Ainsi plus calme, le jeune cherchera auprès de ses protecteurs, des explications, non pas journalistiques sur le pourquoi du comment des faits, mais très personnalisées, sur ses propres inquiétudes face aux dangers de la vie. Elles surprennent souvent car le monde intérieur des jeunes est totalement différent des adultes et varie en fonction de l’âge. Très schématiquement, les enfants de moins de 7 ans s’inquiéteront sur le non-retour à la vie terrestre des personnes tuées et sur le comment leurs enfants pourront survivre sans leur parents ; les 7-13 ans sur la non prédictibilité des dangers ; les ados sur le pourquoi et le comment continuer à vivre malgré l’issue finale fatale. En réalité, à un moment ou un autre du développement enfantin, tous les parents seront amenés à devoir répondre à ce questionnement sur la mort. Ce qui est déstabilisant est que le terrorisme actuel ne leur laisse plus le loisir de déterminer le moment propice et serein pour ce genre de discussion. 

En posant, à sa manière, ses questions, un jeune veut juste connaître quel est le sens de la vie que veulent lui transmettre ses figures de protection. C’est un scientifique, il veut du vrai, du concret, du personnalise, du crédible. L’apprentissage de la bicyclette, de la natation ou de la conduite automobile ne se fait pas sans transmission des dangers inhérents à ces situations, ce qui empêche en rien les jeunes d’arriver à rouler, nager ou conduire. 

Concrètement, quels conseils donneriez-vous à un parent ?

Il est impossible de donner de recettes toutes faites afin de répondre aux inquiétudes des jeunes, mais quelques ingrédients sont indispensables. D’abord, se rendre compte de la réactivation de ses propres angoisses existentielles et les partager, à l’identique de l’enfant, avec l’entourage affectif adulte. Plus calme, faire confiance aux liens d’attachement qui unissent de façon singulière un enfant et son protecteur.
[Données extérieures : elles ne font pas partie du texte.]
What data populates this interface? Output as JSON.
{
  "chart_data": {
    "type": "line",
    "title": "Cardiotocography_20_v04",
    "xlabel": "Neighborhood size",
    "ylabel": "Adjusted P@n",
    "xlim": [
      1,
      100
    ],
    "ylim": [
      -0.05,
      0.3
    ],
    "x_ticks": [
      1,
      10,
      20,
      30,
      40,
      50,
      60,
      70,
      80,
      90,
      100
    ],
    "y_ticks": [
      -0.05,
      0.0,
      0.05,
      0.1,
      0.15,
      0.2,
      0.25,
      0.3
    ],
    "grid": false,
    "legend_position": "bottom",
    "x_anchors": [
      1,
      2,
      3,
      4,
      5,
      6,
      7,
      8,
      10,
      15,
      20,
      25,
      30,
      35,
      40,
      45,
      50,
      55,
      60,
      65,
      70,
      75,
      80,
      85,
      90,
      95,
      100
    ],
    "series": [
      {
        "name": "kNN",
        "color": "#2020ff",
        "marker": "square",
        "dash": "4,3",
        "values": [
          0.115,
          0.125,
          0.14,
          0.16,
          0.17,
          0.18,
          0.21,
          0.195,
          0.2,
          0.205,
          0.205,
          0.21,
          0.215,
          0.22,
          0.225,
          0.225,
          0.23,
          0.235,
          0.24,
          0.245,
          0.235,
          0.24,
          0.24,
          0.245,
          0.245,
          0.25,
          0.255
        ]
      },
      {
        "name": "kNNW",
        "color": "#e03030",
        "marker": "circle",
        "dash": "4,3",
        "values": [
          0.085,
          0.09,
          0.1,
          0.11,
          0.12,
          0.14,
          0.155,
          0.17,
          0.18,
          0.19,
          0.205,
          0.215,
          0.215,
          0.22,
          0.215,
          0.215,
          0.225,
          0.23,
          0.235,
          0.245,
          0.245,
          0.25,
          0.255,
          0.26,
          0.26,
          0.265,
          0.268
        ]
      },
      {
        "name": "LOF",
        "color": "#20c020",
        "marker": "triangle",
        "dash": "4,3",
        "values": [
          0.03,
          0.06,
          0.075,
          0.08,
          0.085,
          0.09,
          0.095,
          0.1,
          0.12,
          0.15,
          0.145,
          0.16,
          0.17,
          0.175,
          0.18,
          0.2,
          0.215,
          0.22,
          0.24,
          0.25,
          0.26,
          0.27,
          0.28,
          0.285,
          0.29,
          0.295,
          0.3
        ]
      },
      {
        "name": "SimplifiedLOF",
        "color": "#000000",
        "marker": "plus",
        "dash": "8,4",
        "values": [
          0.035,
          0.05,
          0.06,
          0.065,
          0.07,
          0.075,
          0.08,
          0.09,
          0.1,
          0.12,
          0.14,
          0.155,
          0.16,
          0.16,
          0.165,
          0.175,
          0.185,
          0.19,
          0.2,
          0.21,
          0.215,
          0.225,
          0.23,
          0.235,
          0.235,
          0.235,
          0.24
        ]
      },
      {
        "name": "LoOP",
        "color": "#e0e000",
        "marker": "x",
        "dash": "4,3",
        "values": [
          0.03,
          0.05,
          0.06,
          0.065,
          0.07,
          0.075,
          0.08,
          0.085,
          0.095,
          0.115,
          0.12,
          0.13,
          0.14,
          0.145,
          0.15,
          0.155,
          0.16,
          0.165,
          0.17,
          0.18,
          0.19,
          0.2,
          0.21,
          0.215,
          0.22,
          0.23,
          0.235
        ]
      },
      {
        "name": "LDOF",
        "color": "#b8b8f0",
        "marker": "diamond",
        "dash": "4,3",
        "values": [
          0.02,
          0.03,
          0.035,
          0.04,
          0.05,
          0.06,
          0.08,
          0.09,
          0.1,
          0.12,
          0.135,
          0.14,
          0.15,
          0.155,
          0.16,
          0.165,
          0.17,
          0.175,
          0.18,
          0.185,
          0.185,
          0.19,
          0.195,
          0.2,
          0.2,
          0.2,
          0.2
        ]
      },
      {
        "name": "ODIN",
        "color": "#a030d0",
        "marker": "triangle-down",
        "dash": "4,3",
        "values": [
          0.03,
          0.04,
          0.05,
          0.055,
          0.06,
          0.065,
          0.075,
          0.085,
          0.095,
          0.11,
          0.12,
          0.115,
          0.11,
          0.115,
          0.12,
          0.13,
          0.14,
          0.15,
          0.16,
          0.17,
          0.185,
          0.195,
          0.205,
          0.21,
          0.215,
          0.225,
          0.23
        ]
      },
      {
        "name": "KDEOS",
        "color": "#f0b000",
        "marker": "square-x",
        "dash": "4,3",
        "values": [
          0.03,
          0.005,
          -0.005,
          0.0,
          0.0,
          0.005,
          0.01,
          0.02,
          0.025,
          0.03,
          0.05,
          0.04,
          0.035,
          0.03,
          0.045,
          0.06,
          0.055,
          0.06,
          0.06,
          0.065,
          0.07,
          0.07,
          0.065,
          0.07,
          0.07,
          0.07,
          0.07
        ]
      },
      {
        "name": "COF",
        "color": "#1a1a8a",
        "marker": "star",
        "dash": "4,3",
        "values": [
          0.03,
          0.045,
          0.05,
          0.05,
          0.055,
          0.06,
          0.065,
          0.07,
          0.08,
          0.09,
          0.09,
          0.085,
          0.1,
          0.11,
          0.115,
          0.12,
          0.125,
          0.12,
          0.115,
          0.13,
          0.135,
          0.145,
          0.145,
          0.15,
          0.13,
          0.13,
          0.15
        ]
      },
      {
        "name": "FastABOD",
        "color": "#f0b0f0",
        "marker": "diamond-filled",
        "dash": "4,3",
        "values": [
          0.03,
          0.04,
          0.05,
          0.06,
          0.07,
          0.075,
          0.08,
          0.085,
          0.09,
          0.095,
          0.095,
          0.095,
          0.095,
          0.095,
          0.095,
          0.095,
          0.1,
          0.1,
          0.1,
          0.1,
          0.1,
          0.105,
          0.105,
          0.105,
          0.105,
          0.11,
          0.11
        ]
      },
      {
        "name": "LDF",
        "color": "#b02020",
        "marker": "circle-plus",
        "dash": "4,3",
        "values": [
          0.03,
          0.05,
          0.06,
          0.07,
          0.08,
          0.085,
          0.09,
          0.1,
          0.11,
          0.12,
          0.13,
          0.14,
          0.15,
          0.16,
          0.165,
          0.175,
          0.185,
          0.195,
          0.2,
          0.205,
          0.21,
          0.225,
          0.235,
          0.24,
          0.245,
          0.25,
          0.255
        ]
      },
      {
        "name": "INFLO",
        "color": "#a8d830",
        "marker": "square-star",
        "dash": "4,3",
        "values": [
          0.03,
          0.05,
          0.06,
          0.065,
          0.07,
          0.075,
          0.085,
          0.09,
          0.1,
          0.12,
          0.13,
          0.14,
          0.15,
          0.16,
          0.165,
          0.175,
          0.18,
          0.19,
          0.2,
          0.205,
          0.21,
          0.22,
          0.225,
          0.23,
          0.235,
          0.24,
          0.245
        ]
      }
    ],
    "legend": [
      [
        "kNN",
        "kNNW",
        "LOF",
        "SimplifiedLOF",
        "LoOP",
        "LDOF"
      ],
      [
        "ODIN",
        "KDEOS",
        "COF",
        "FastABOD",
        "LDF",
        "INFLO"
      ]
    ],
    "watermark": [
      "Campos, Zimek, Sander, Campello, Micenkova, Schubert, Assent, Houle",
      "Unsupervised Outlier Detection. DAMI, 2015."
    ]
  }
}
Ils permettent de choisir parmi l’afflux d’informations médiatiques entourant les événements de ce week-end, celles qui apparaissent comme les plus en conformité avec les valeurs parentales et les besoins de connaissance des enfants. 

Dans le cadre d’évènements aussi terrorisants que les attentats, les seuls informants crédibles pour les jeunes sont leurs protecteurs. La difficulté est de maintenir un objectif cohérent : les aider à affronter émotionnellement la situation. Ecoute, partage, accompagnement, confiance mutuelle permettront aux adultes de trouver "les mots pour le dire".

Ainsi, plus que de trouver la phraséologie type pour décrypter l’incompréhensible, il s’agit de trouver les mots afin d’aider à surmonter les craintes personnelles. Je voudrais étayer mes propos par une phrase d’un de mes patients de 5 ans, phobique des vampires : "docteur, je sais bien que les vampires n’existent pas, mais ça n’empêche pas d’avoir peur !!!!" ; autrement dit pour les enfants, ce n’est pas la réalité des faits qui leur est difficile à appréhender, mais de ressentir l’émotion déclenchée tant chez eux que chez les adultes.

Ce ne sont pas les faits qu’il faut traiter mais les émotions. Et comme ce sont les parents qui sont protecteurs de leurs enfants, ils sauront faire le tri parmi les faits et choisir ceux qui leurs paraissent utiles afin de stimuler au mieux leur résilience.